Ito, who is fifth-generation Gosei Japanese-American, was raised with her own set of hang-ups. The trauma of internment left Ito’s family with a deep anxiety around seeking mental health services, since “having explicit documentation that you are mentally unwell is a mark on your record that could follow you around.”

“There are undercurrents of nervousness in our community,” she says. “And when you look at the historical context and the narratives that are being passed down in families, it’s very obvious as to why [people do not reach out for mental health or social resources].”

Ito was inspired to explore this context through art and therapy after surviving a racially-motivated hate crime in Golden Gate Park in 2017. 

In the aftermath of the attack, she repeatedly faced roadblocks to filing a report from two SFPD officers who were not empathetic to the situation. It was not until reaching out to the San Francisco chapter of the Japanese American Citizens League that she was able to connect with a female Japanese-American officer who would take her case seriously.

The JACL has also helped Ito find a therapist, which has enabled her to process her anxieties and traumas, and to better channel them into artistic expression.

“And that’s what really art has done for me: provided me with community, provided me with space to process, access to language, and the ability to externalize things that are very unhealthy to keep bottled up inside,” she says. “...there are things that we, as communities and cultures, need to come together to heal from collectively and that no one of us, in isolation, can really do alone.”

George Floyd and Asian/Black relations

Ito, Wun, Tolentino, and Chang all note that, for Asian-Americans to understand the impact of racism on their lives, they must also understand the weight of oppression on other Black and Brown bodies.

 “There is a binary when we think about the ways Black and Brown folx have been pitted against each other in so many ways. [Asians are] usually using this binary of ‘White vs. Black,’ and that spectrum isn’t really opened up in a lot of ways for how Asians are a part of that,” says Tolentino.

With the murder of George Floyd by Minneapolis police, many in the AAPI community have been forced to reconsider their role in American society. The image of Hmong-American officer Tou Thao standing guard as Derek Chauvin kneeled on Floyd’s neck has become a powerful symbol of the ways in which Asian Americans can uphold white supremacy in this country.
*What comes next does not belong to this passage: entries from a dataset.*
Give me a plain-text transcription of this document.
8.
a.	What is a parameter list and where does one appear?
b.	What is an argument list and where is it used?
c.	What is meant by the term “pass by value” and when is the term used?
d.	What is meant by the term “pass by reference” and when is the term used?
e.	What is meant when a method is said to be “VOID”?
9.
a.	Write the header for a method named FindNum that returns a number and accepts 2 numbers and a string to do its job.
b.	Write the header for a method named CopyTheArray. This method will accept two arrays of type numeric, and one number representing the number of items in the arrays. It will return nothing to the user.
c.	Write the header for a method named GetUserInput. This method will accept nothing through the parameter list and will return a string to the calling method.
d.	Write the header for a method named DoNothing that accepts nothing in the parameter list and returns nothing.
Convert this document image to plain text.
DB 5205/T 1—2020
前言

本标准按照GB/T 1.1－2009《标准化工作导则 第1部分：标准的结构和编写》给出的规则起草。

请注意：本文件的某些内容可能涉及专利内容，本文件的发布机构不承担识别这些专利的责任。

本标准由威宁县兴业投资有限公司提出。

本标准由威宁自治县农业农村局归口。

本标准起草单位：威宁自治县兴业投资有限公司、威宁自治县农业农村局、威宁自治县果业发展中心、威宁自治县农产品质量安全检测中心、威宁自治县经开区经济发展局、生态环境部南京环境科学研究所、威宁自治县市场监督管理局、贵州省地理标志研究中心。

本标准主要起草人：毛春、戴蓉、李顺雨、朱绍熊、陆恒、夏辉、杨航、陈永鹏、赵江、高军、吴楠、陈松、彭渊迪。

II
“One of the tenets of our organization is that—and we’ve been saying this more consistently—is that we recognize anti-Asian violence is made possible through anti-blackness and anti-indignity and a colonial world order,” says Wun regarding AAPI Women Lead.

Chang notes that, especially in large urban areas, Asians enjoy a certain degree of privilege and that “they have been perpetrating, also perpetrators, of violence against Blacks and other groups—just like there is a lot of racism against Asians in Black communities and within indigenous communities.”

“These systems of oppression are in each of us,” she says. “It’s not just in the white people, it’s in everybody, including me, including all of us. It doesn’t matter what identity you hold. That’s what it means to be living in a [racist] culture: it’s in you.”